The wind picked up gently, ruffling the paper prayer slips around her. Nariko stepped back from the shrine, arms crossed, heart pounding with something dangerously close to hope, and annoyance. "Couldn't just say 'I'm alive' like a normal person, huh? Nooo, gotta be all cryptic and dramatic. She has got to be a very old person to say stuff like this. I should call her a grandmother once I finally see her."

She turned toward the trees, smirking despite herself. "Yep. Definitely still alive. Only Ritsuka-san could leave an inspirational weather haiku as a breadcrumb trail." She stepped back from the shrine slowly, her heart pounding with something dangerously close to hope.

The forest was quiet, save for the rhythmic crunch of Nariko's boots against the mossy path.
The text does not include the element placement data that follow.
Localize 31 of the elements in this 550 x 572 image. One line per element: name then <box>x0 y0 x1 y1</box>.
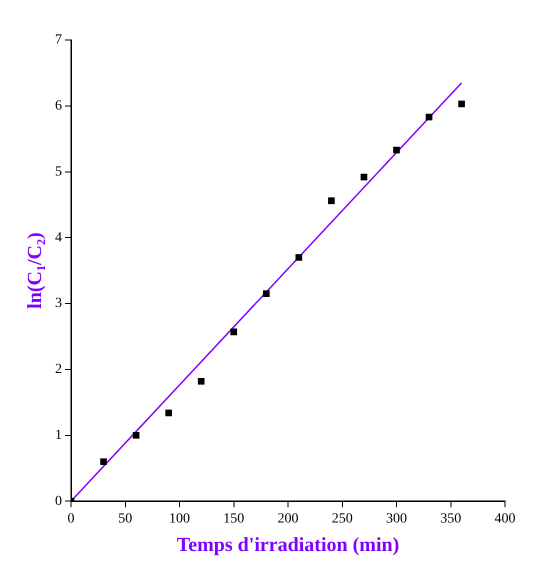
x-tick-label: 50 <box>118 511 132 526</box>
point <box>458 100 465 108</box>
point <box>165 410 172 416</box>
x-tick-label: 150 <box>223 511 244 526</box>
point <box>296 254 302 261</box>
y-tick-label: 4 <box>55 230 62 246</box>
point <box>426 114 432 120</box>
y-axis-title: ln(C₁/C₂) <box>24 232 46 309</box>
x-tick-label: 350 <box>440 511 462 526</box>
y-tick-label: 6 <box>55 98 62 114</box>
y-tick-label: 0 <box>55 494 62 509</box>
point <box>360 174 368 180</box>
point <box>328 197 335 204</box>
x-tick-label: 200 <box>278 511 298 526</box>
x-axis-title: Temps d'irradiation (min) <box>176 534 400 556</box>
point <box>198 378 205 385</box>
point <box>262 290 270 297</box>
point <box>393 146 400 154</box>
y-tick-label: 7 <box>55 32 62 48</box>
x-tick-label: 300 <box>386 511 407 526</box>
y-tick-label: 1 <box>55 428 62 443</box>
x-tick-label: 400 <box>494 511 516 526</box>
y-tick-label: 5 <box>55 164 62 180</box>
point <box>230 328 238 336</box>
x-tick-label: 100 <box>169 511 190 526</box>
point <box>132 432 140 439</box>
x-tick-label: 250 <box>332 511 353 526</box>
x-tick-label: 0 <box>68 511 74 526</box>
y-tick-label: 3 <box>55 296 62 312</box>
y-tick-label: 2 <box>55 362 62 378</box>
point <box>100 458 107 465</box>
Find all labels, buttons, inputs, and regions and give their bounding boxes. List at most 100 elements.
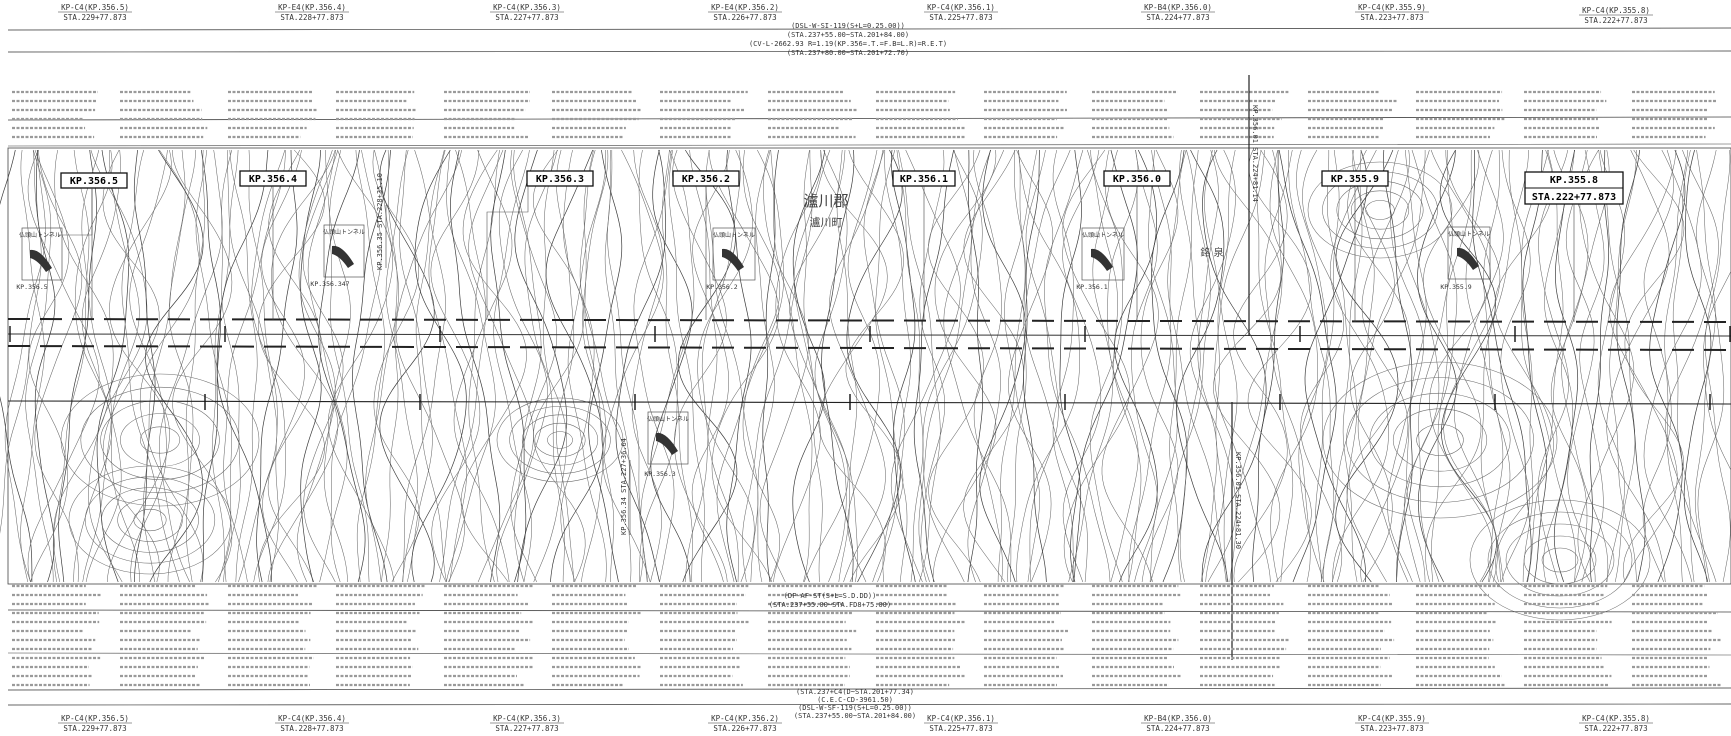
kp-markers: KP.356.5 KP.356.4 KP.356.3 KP.356.2 KP.3… [58, 170, 1624, 322]
contour-line [922, 149, 983, 583]
contour-line [1288, 150, 1335, 583]
area-name: 銘 泉 [1200, 246, 1223, 259]
contour-line [58, 149, 97, 583]
contour-line [708, 149, 780, 583]
contour-line [200, 149, 221, 583]
svg-text:KP-B4(KP.356.0): KP-B4(KP.356.0) [1144, 3, 1212, 12]
contour-line [510, 149, 558, 583]
contour-line [223, 149, 286, 583]
svg-text:STA.226+77.873: STA.226+77.873 [713, 13, 776, 22]
contour-line [678, 149, 738, 583]
hill-contour [547, 431, 573, 449]
svg-text:KP.356.4: KP.356.4 [249, 174, 297, 185]
contour-line [913, 149, 955, 583]
contour-line [96, 149, 130, 583]
svg-text:KP.356.347: KP.356.347 [310, 280, 349, 288]
contour-line [52, 149, 90, 583]
contour-line [129, 149, 168, 583]
contour-line [818, 149, 888, 583]
lower-annotation-table [7, 584, 1731, 687]
contour-line [4, 149, 46, 583]
contour-line [789, 149, 849, 583]
contour-line [430, 149, 481, 583]
contour-line [1151, 149, 1188, 583]
contour-line [1696, 149, 1725, 583]
svg-text:KP.356.1: KP.356.1 [900, 174, 948, 185]
contour-line [1346, 149, 1411, 583]
contour-line [1025, 149, 1059, 583]
hill-contour [133, 508, 167, 532]
top-station-label: KP-E4(KP.356.4) STA.228+77.873 [275, 3, 349, 22]
contour-line [1304, 149, 1368, 583]
contour-line [829, 149, 886, 583]
contour-line [159, 149, 223, 583]
contour-line [1256, 149, 1294, 583]
contour-line [705, 149, 759, 583]
svg-text:KP-B4(KP.356.0): KP-B4(KP.356.0) [1144, 714, 1212, 723]
contour-line [742, 149, 781, 583]
contour-line [1101, 149, 1159, 583]
callout-right-bottom: KP.356.01 STA.224+81.30 [1234, 452, 1242, 549]
contour-line [556, 149, 575, 583]
svg-text:STA.224+77.873: STA.224+77.873 [1146, 724, 1209, 733]
contour-line [773, 149, 822, 583]
contour-line [919, 149, 945, 583]
svg-text:KP-C4(KP.355.8): KP-C4(KP.355.8) [1582, 6, 1650, 15]
contour-line [1169, 149, 1199, 583]
callout-middle: KP.356.34 STA.227+36.64 [620, 438, 628, 535]
contour-line [1004, 149, 1040, 583]
hill-contour [1369, 392, 1511, 488]
contour-line [973, 149, 1003, 583]
top-station-labels: KP-C4(KP.356.5) STA.229+77.873 KP-E4(KP.… [58, 3, 1653, 25]
hill-contour [1523, 535, 1597, 585]
contour-line [1007, 150, 1027, 583]
hill-contour [1469, 499, 1651, 621]
contour-line [267, 149, 322, 583]
hill-contour [1365, 200, 1395, 220]
contour-line [755, 149, 775, 583]
contour-line [1233, 149, 1288, 583]
contour-line [1300, 149, 1344, 583]
hill-contour [80, 386, 240, 494]
contour-line [1140, 149, 1179, 583]
svg-text:KP.355.9: KP.355.9 [1331, 174, 1379, 185]
contour-line [399, 149, 433, 583]
bottom-station-label: KP-C4(KP.356.4) STA.228+77.873 [275, 714, 349, 733]
town-name: 瀘川町 [810, 215, 843, 229]
contour-line [997, 149, 1026, 583]
contour-line [1062, 149, 1130, 583]
svg-text:KP-C4(KP.356.1): KP-C4(KP.356.1) [927, 714, 995, 723]
header-line: (STA.237+80.00~STA.201+72.70) [787, 49, 909, 57]
contour-line [302, 149, 344, 583]
header-line: (STA.237+55.00~STA.201+84.00) [794, 712, 916, 720]
contour-line [328, 149, 395, 583]
contour-line [1128, 149, 1172, 583]
kp-marker: KP.355.8 STA.222+77.873 [1524, 171, 1624, 322]
svg-text:STA.229+77.873: STA.229+77.873 [63, 724, 126, 733]
svg-text:KP-C4(KP.356.1): KP-C4(KP.356.1) [927, 3, 995, 12]
contour-line [932, 149, 997, 583]
contour-line [1114, 149, 1158, 583]
station-ticks [9, 326, 1731, 410]
contour-line [726, 149, 752, 583]
contour-line [258, 149, 325, 583]
contour-line [792, 149, 826, 583]
kp-marker: KP.356.3 [486, 170, 594, 320]
tunnel-icon: 仏頭山トンネル KP.356.347 [310, 224, 365, 288]
svg-text:KP-E4(KP.356.2): KP-E4(KP.356.2) [711, 3, 779, 12]
contour-line [1342, 149, 1363, 583]
contour-line [1296, 149, 1329, 583]
top-station-label: KP-C4(KP.355.9) STA.223+77.873 [1355, 3, 1429, 22]
contour-line [1672, 149, 1695, 583]
svg-text:仏頭山トンネル: 仏頭山トンネル [647, 415, 689, 423]
contour-line [1189, 149, 1237, 583]
contour-line [102, 149, 160, 583]
contour-line [1543, 149, 1575, 583]
contour-line [1472, 149, 1532, 583]
contour-line [439, 149, 486, 583]
svg-text:KP.355.9: KP.355.9 [1440, 283, 1471, 291]
hill-contour [100, 400, 220, 480]
header-line: (STA.237+C4(D~STA.201+77.34) [796, 688, 914, 696]
contour-line [1417, 149, 1457, 583]
contour-line [814, 149, 848, 583]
She was still buzzing from what she read at the shrine, the placard etched with her master's cryptic old phrase: "The lightning always returns to its cloud."

Her mind raced. "Ritsuka-san... Seriously, am I supposed to be a storm or a weather forecast?!" she groaned, rubbing her temple. She turned sharply down a narrow path, her head still clouded by thoughts.

Then—WHAM! Nariko collided straight into someone coming from the opposite direction. Both let out a grunt as they stumbled back from the impact. Something splashed against the ground with a pitiful splat.